Arrivammo così ad un campo militare evacuato. All’ingresso c’erano dei Russi che appena arrivammo ci aggredirono per portarci via quel pane. A me lo portarono via. Intanto si sentivano già da lontano le cannonate degli Americani o Inglesi che avanzavano. E qui fui preso dal tifo petecchiale. Poi non ricordo più niente. Mi svegliai dopo la liberazione nell’infermeria del campo. C’era una crocerossina olandese che quando mi vide aprire gli occhi tutta contenta si mise a gridare ‘L’Italien, l’Italien est vif!’. Di quel periodo non ricordo niente, però mi è rimasto impresso un bel prato pieno di fiori che vedevo sempre. Margherite, uccelli e torrenti, questo ricordo. Rimasi in quell’infermeria una decina di giorni, poi mi trasferirono in un ospedale americano. Qui mi curarono, poi mi trasferirono ancora in un altro ospedale e per ultimo in un’infermeria italiana. C’era un sottotenente medico che mi visitò e mi trovò delle infiltrazioni polmonari.
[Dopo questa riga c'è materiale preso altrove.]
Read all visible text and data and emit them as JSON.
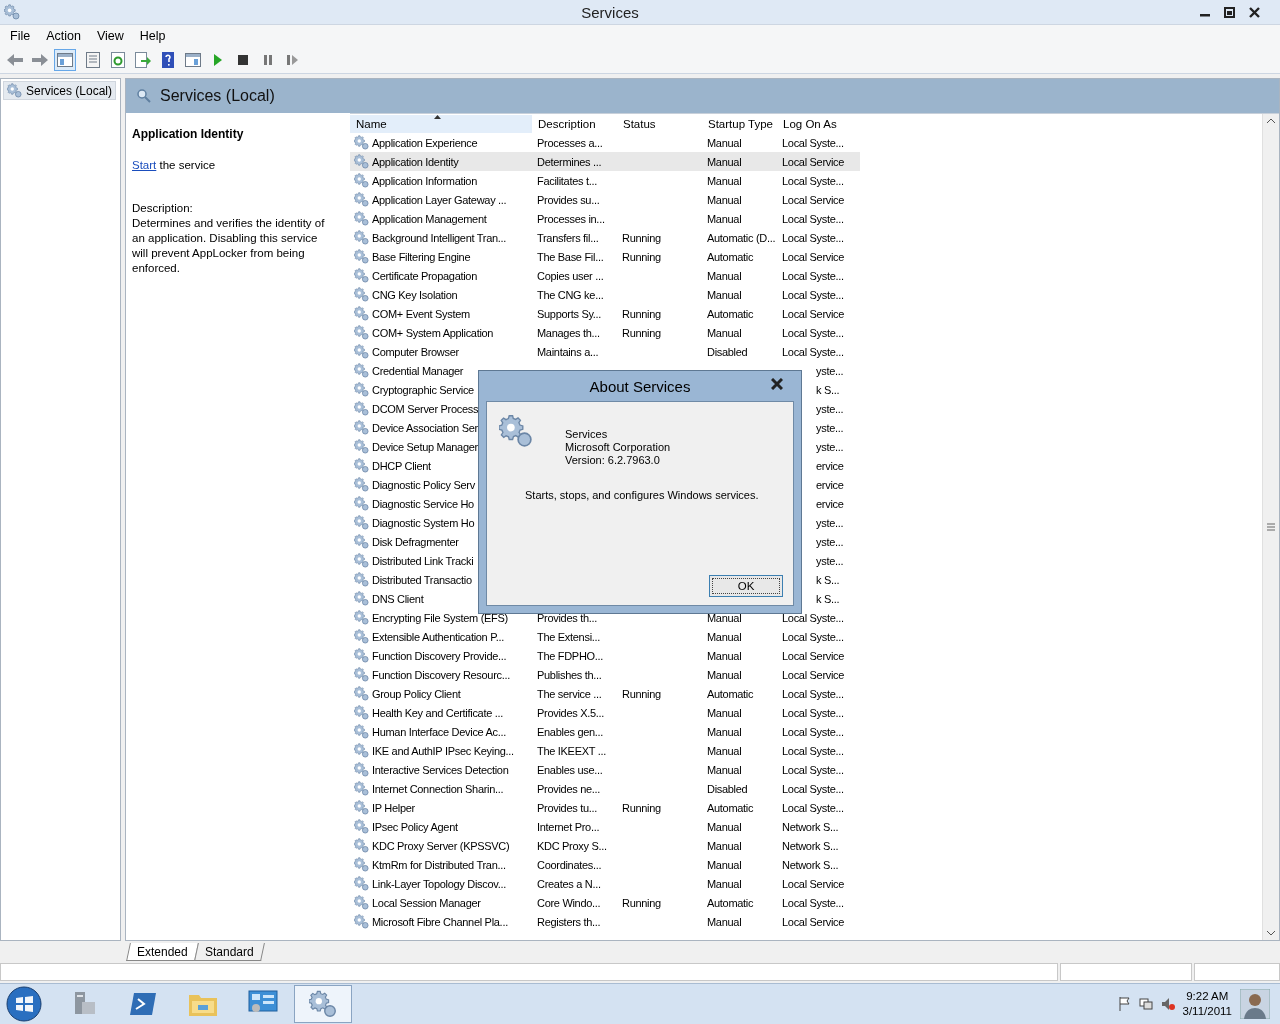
{
  "window": {
    "title": "Services"
  },
  "menu": [
    "File",
    "Action",
    "View",
    "Help"
  ],
  "toolbar": [
    {
      "kind": "back",
      "pressed": false
    },
    {
      "kind": "forward",
      "pressed": false
    },
    {
      "kind": "console-tree",
      "pressed": true
    },
    {
      "kind": "properties",
      "pressed": false
    },
    {
      "kind": "refresh",
      "pressed": false
    },
    {
      "kind": "export",
      "pressed": false
    },
    {
      "kind": "help",
      "pressed": false
    },
    {
      "kind": "action-pane",
      "pressed": false
    },
    {
      "kind": "play",
      "pressed": false
    },
    {
      "kind": "stop",
      "pressed": false
    },
    {
      "kind": "pause",
      "pressed": false
    },
    {
      "kind": "resume",
      "pressed": false
    }
  ],
  "tree": [
    {
      "label": "Services (Local)",
      "selected": true
    }
  ],
  "pane_header": "Services (Local)",
  "details": {
    "title": "Application Identity",
    "action_link": "Start",
    "action_text": " the service",
    "description_label": "Description:",
    "description": "Determines and verifies the identity of an application. Disabling this service will prevent AppLocker from being enforced."
  },
  "table": {
    "columns": [
      {
        "label": "Name",
        "sorted": true
      },
      {
        "label": "Description",
        "sorted": false
      },
      {
        "label": "Status",
        "sorted": false
      },
      {
        "label": "Startup Type",
        "sorted": false
      },
      {
        "label": "Log On As",
        "sorted": false
      }
    ],
    "rows": [
      {
        "kind": "full",
        "selected": false,
        "name": "Application Experience",
        "description": "Processes a...",
        "startup_type": "Manual",
        "log_on_as": "Local Syste..."
      },
      {
        "kind": "full",
        "selected": true,
        "name": "Application Identity",
        "description": "Determines ...",
        "startup_type": "Manual",
        "log_on_as": "Local Service"
      },
      {
        "kind": "full",
        "selected": false,
        "name": "Application Information",
        "description": "Facilitates t...",
        "startup_type": "Manual",
        "log_on_as": "Local Syste..."
      },
      {
        "kind": "full",
        "selected": false,
        "name": "Application Layer Gateway ...",
        "description": "Provides su...",
        "startup_type": "Manual",
        "log_on_as": "Local Service"
      },
      {
        "kind": "full",
        "selected": false,
        "name": "Application Management",
        "description": "Processes in...",
        "startup_type": "Manual",
        "log_on_as": "Local Syste..."
      },
      {
        "kind": "full",
        "selected": false,
        "name": "Background Intelligent Tran...",
        "description": "Transfers fil...",
        "status": "Running",
        "startup_type": "Automatic (D...",
        "log_on_as": "Local Syste..."
      },
      {
        "kind": "full",
        "selected": false,
        "name": "Base Filtering Engine",
        "description": "The Base Fil...",
        "status": "Running",
        "startup_type": "Automatic",
        "log_on_as": "Local Service"
      },
      {
        "kind": "full",
        "selected": false,
        "name": "Certificate Propagation",
        "description": "Copies user ...",
        "startup_type": "Manual",
        "log_on_as": "Local Syste..."
      },
      {
        "kind": "full",
        "selected": false,
        "name": "CNG Key Isolation",
        "description": "The CNG ke...",
        "startup_type": "Manual",
        "log_on_as": "Local Syste..."
      },
      {
        "kind": "full",
        "selected": false,
        "name": "COM+ Event System",
        "description": "Supports Sy...",
        "status": "Running",
        "startup_type": "Automatic",
        "log_on_as": "Local Service"
      },
      {
        "kind": "full",
        "selected": false,
        "name": "COM+ System Application",
        "description": "Manages th...",
        "status": "Running",
        "startup_type": "Manual",
        "log_on_as": "Local Syste..."
      },
      {
        "kind": "full",
        "selected": false,
        "name": "Computer Browser",
        "description": "Maintains a...",
        "startup_type": "Disabled",
        "log_on_as": "Local Syste..."
      },
      {
        "kind": "covered",
        "selected": false,
        "name": "Credential Manager",
        "log_on_as": "yste..."
      },
      {
        "kind": "covered",
        "selected": false,
        "name": "Cryptographic Service",
        "log_on_as": "k S..."
      },
      {
        "kind": "covered",
        "selected": false,
        "name": "DCOM Server Process",
        "log_on_as": "yste..."
      },
      {
        "kind": "covered",
        "selected": false,
        "name": "Device Association Ser",
        "log_on_as": "yste..."
      },
      {
        "kind": "covered",
        "selected": false,
        "name": "Device Setup Manager",
        "log_on_as": "yste..."
      },
      {
        "kind": "covered",
        "selected": false,
        "name": "DHCP Client",
        "log_on_as": "ervice"
      },
      {
        "kind": "covered",
        "selected": false,
        "name": "Diagnostic Policy Serv",
        "log_on_as": "ervice"
      },
      {
        "kind": "covered",
        "selected": false,
        "name": "Diagnostic Service Ho",
        "log_on_as": "ervice"
      },
      {
        "kind": "covered",
        "selected": false,
        "name": "Diagnostic System Ho",
        "log_on_as": "yste..."
      },
      {
        "kind": "covered",
        "selected": false,
        "name": "Disk Defragmenter",
        "log_on_as": "yste..."
      },
      {
        "kind": "covered",
        "selected": false,
        "name": "Distributed Link Tracki",
        "log_on_as": "yste..."
      },
      {
        "kind": "covered",
        "selected": false,
        "name": "Distributed Transactio",
        "log_on_as": "k S..."
      },
      {
        "kind": "covered",
        "selected": false,
        "name": "DNS Client",
        "log_on_as": "k S..."
      },
      {
        "kind": "full",
        "selected": false,
        "name": "Encrypting File System (EFS)",
        "description": "Provides th...",
        "startup_type": "Manual",
        "log_on_as": "Local Syste..."
      },
      {
        "kind": "full",
        "selected": false,
        "name": "Extensible Authentication P...",
        "description": "The Extensi...",
        "startup_type": "Manual",
        "log_on_as": "Local Syste..."
      },
      {
        "kind": "full",
        "selected": false,
        "name": "Function Discovery Provide...",
        "description": "The FDPHO...",
        "startup_type": "Manual",
        "log_on_as": "Local Service"
      },
      {
        "kind": "full",
        "selected": false,
        "name": "Function Discovery Resourc...",
        "description": "Publishes th...",
        "startup_type": "Manual",
        "log_on_as": "Local Service"
      },
      {
        "kind": "full",
        "selected": false,
        "name": "Group Policy Client",
        "description": "The service ...",
        "status": "Running",
        "startup_type": "Automatic",
        "log_on_as": "Local Syste..."
      },
      {
        "kind": "full",
        "selected": false,
        "name": "Health Key and Certificate ...",
        "description": "Provides X.5...",
        "startup_type": "Manual",
        "log_on_as": "Local Syste..."
      },
      {
        "kind": "full",
        "selected": false,
        "name": "Human Interface Device Ac...",
        "description": "Enables gen...",
        "startup_type": "Manual",
        "log_on_as": "Local Syste..."
      },
      {
        "kind": "full",
        "selected": false,
        "name": "IKE and AuthIP IPsec Keying...",
        "description": "The IKEEXT ...",
        "startup_type": "Manual",
        "log_on_as": "Local Syste..."
      },
      {
        "kind": "full",
        "selected": false,
        "name": "Interactive Services Detection",
        "description": "Enables use...",
        "startup_type": "Manual",
        "log_on_as": "Local Syste..."
      },
      {
        "kind": "full",
        "selected": false,
        "name": "Internet Connection Sharin...",
        "description": "Provides ne...",
        "startup_type": "Disabled",
        "log_on_as": "Local Syste..."
      },
      {
        "kind": "full",
        "selected": false,
        "name": "IP Helper",
        "description": "Provides tu...",
        "status": "Running",
        "startup_type": "Automatic",
        "log_on_as": "Local Syste..."
      },
      {
        "kind": "full",
        "selected": false,
        "name": "IPsec Policy Agent",
        "description": "Internet Pro...",
        "startup_type": "Manual",
        "log_on_as": "Network S..."
      },
      {
        "kind": "full",
        "selected": false,
        "name": "KDC Proxy Server (KPSSVC)",
        "description": "KDC Proxy S...",
        "startup_type": "Manual",
        "log_on_as": "Network S..."
      },
      {
        "kind": "full",
        "selected": false,
        "name": "KtmRm for Distributed Tran...",
        "description": "Coordinates...",
        "startup_type": "Manual",
        "log_on_as": "Network S..."
      },
      {
        "kind": "full",
        "selected": false,
        "name": "Link-Layer Topology Discov...",
        "description": "Creates a N...",
        "startup_type": "Manual",
        "log_on_as": "Local Service"
      },
      {
        "kind": "full",
        "selected": false,
        "name": "Local Session Manager",
        "description": "Core Windo...",
        "status": "Running",
        "startup_type": "Automatic",
        "log_on_as": "Local Syste..."
      },
      {
        "kind": "full",
        "selected": false,
        "name": "Microsoft Fibre Channel Pla...",
        "description": "Registers th...",
        "startup_type": "Manual",
        "log_on_as": "Local Service"
      }
    ]
  },
  "view_tabs": [
    {
      "label": "Extended",
      "selected": true
    },
    {
      "label": "Standard",
      "selected": false
    }
  ],
  "dialog": {
    "title": "About Services",
    "product": "Services",
    "company": "Microsoft Corporation",
    "version": "Version: 6.2.7963.0",
    "summary": "Starts, stops, and configures Windows services.",
    "button": "OK"
  },
  "taskbar": {
    "apps": [
      {
        "kind": "server",
        "active": false
      },
      {
        "kind": "shell",
        "active": false
      },
      {
        "kind": "folder",
        "active": false
      },
      {
        "kind": "panel",
        "active": false
      },
      {
        "kind": "gear",
        "active": true
      }
    ],
    "clock": {
      "time": "9:22 AM",
      "date": "3/11/2011"
    }
  }
}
Mi mandò in un altro ospedale, sempre italiano, dove mi curarono un poco con calcio. Siccome perdevo anche molto sangue per le emorroidi mi operarono senza anestesia, comunque riuscii a superare anche quello.
Verso la fine di agosto ci misero su un treno ospedale, e arrivammo a Merano, dove fanno la corsa ippica. Qui venne una ragazza che ci chiese se sapevamo dove stavano i nostri genitori. Li contattò e dopo qualche giorno vidi arrivare mia sorella, che con un mezzo di fortuna, un camioncino tutto sgangherato, venne a prendermi da Bassano e mi riportò a casa. Era penso la metà di settembre.
Sono morto a Padova il 19 giugno 2010.